Ese intento de absolutización de la propia libertad, sin Dios y sin prójimo, cada uno lo percibimos en nosotros mismos. Adán somos todos. Y sólo podemos salir de esa original inclinación cuando otro amor nos previene, nos arranca al miedo de la finitud y nos afirma como valiosos a cada uno más allá de nuestras posesiones o atributos. Sólo somos libres si alguien nos hace libres por el amor y libres absolutamente sólo puede hacernos un amor absoluto.

 

Hay que responder de la vida y hay que responder del prójimo.Porque sin esa extensión de la vida a lo que nos precede y nos sigue nos asfixiamos en la degustación ebria del instante. Sin historia, sin memoria y sin agradecimiento al origen, no hay vida personal ni comunitaria dignas.
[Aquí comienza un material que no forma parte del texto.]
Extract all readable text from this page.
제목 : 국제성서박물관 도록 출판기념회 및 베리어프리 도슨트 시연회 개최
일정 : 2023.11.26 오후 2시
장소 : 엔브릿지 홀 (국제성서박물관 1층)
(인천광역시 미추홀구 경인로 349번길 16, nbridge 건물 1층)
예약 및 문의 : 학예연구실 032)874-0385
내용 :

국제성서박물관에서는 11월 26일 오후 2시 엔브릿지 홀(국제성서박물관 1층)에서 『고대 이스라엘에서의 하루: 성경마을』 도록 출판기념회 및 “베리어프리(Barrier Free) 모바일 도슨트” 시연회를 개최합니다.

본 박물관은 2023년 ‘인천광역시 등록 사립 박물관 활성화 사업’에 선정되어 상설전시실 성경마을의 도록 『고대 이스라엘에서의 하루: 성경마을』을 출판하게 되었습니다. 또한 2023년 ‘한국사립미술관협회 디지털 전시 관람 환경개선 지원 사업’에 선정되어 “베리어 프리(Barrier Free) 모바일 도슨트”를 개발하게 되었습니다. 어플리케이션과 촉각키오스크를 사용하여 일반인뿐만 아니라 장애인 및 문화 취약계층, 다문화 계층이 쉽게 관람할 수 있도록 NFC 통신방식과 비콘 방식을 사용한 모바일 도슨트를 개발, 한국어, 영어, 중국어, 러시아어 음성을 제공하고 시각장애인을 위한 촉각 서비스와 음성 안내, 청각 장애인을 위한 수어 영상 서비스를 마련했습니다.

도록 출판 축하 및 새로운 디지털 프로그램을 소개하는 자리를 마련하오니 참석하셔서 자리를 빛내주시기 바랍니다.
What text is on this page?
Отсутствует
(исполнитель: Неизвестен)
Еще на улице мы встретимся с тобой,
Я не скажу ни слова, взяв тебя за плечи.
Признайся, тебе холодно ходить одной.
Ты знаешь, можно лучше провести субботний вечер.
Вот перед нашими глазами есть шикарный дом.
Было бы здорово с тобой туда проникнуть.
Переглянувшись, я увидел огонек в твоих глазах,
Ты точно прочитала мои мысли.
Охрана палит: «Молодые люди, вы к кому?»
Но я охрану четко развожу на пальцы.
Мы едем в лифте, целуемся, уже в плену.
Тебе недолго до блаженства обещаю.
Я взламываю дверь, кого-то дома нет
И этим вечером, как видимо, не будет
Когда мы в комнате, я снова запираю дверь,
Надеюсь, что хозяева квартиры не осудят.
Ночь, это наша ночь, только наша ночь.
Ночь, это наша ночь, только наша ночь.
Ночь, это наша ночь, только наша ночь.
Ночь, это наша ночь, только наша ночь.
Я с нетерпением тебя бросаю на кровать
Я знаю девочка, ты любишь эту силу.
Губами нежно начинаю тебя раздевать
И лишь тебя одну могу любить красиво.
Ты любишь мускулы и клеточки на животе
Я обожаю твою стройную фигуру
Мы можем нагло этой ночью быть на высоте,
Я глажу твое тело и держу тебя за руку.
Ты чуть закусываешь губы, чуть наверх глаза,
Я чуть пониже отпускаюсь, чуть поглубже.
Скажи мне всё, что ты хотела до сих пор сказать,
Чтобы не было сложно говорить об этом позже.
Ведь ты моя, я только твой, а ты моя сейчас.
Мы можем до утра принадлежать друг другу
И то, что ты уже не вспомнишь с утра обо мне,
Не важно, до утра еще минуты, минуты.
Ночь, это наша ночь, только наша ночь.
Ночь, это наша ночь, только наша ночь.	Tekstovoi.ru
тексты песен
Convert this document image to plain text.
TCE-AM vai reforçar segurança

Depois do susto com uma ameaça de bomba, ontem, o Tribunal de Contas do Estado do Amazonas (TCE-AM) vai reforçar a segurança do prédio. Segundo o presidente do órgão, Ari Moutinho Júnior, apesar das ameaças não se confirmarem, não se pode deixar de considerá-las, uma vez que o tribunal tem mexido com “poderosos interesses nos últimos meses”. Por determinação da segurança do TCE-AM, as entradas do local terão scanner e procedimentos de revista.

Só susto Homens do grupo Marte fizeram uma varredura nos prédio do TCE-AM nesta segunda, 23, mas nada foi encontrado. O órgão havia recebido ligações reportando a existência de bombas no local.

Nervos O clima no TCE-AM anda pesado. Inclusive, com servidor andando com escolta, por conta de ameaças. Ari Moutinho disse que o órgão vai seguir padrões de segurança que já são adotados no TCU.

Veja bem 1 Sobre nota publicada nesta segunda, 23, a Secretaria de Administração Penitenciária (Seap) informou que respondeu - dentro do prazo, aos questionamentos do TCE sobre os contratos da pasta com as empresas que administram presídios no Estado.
Hay que recordar a los muertos y abrir la puerta a los no nacidos. ¿Qué locura nos lleva a agotar el tiempo y el mundo como si comenzasen con nosotros y con nosotros acabasen? Somos hombres por el nombre y recuerdo que nos da el prójimo. El poeta, premio Nobel, Quasimodo: "¿Seríamos hombres sin un nombre que recuerde los sueños, las lágrimas, los anhelos de este hombre derrotado por preguntas todavía no abiertas?". Para el salmista el hombre tiene un nombre propio dado por un prójimo absoluto que le acompaña y un amigo fiel, que siempre le espera: "El hombre es aquel de quien Dios siempre se acuerda y de quien nunca se olvida". Es importante no olvidarse de Dios, pero mucho más decisivo es que él no se olvida de nosotros. Kart Barth, en un alemán de propio cuño, hizo una afirmación sublime: "Podrá el hombre no reconocer o renegar de Dios (Gottlosigkeit des Menschen), pero ya nunca habrá un Dios que no reconozca al hombre y carezca de humanidad (Menschenlosigkeit Gottes)".

 

La primera tarea ante la que estamos hoy es mantener en alto la gloria y dignidad del hombre, que sólo son reales cuando abriéndose a su prójimo mantiene en alto todas las preguntas y en limpio todos sus empeños. "Más allá del humo de la niebla, dentro de los árboles vela la potencia de las hojas; es verdadero el río, que presiona sobre las orillas. La vida no es sueño. Verdadero es el hombre y en su llanto está celoso del silencio. Dios del silencio, abre nuestra soledad". El mismo Quasimodo, autor de este poema, pone a uno de sus sonetos el título: Bethlehem. Allí se rompieron el silencio y la soledad, cuando el Absoluto pronunció palabras humanas y se le dio al hombre como prójimo absoluto.

 

Olegario González de Cardedal es catedrático de la Universidad Pontificia de Salamanca.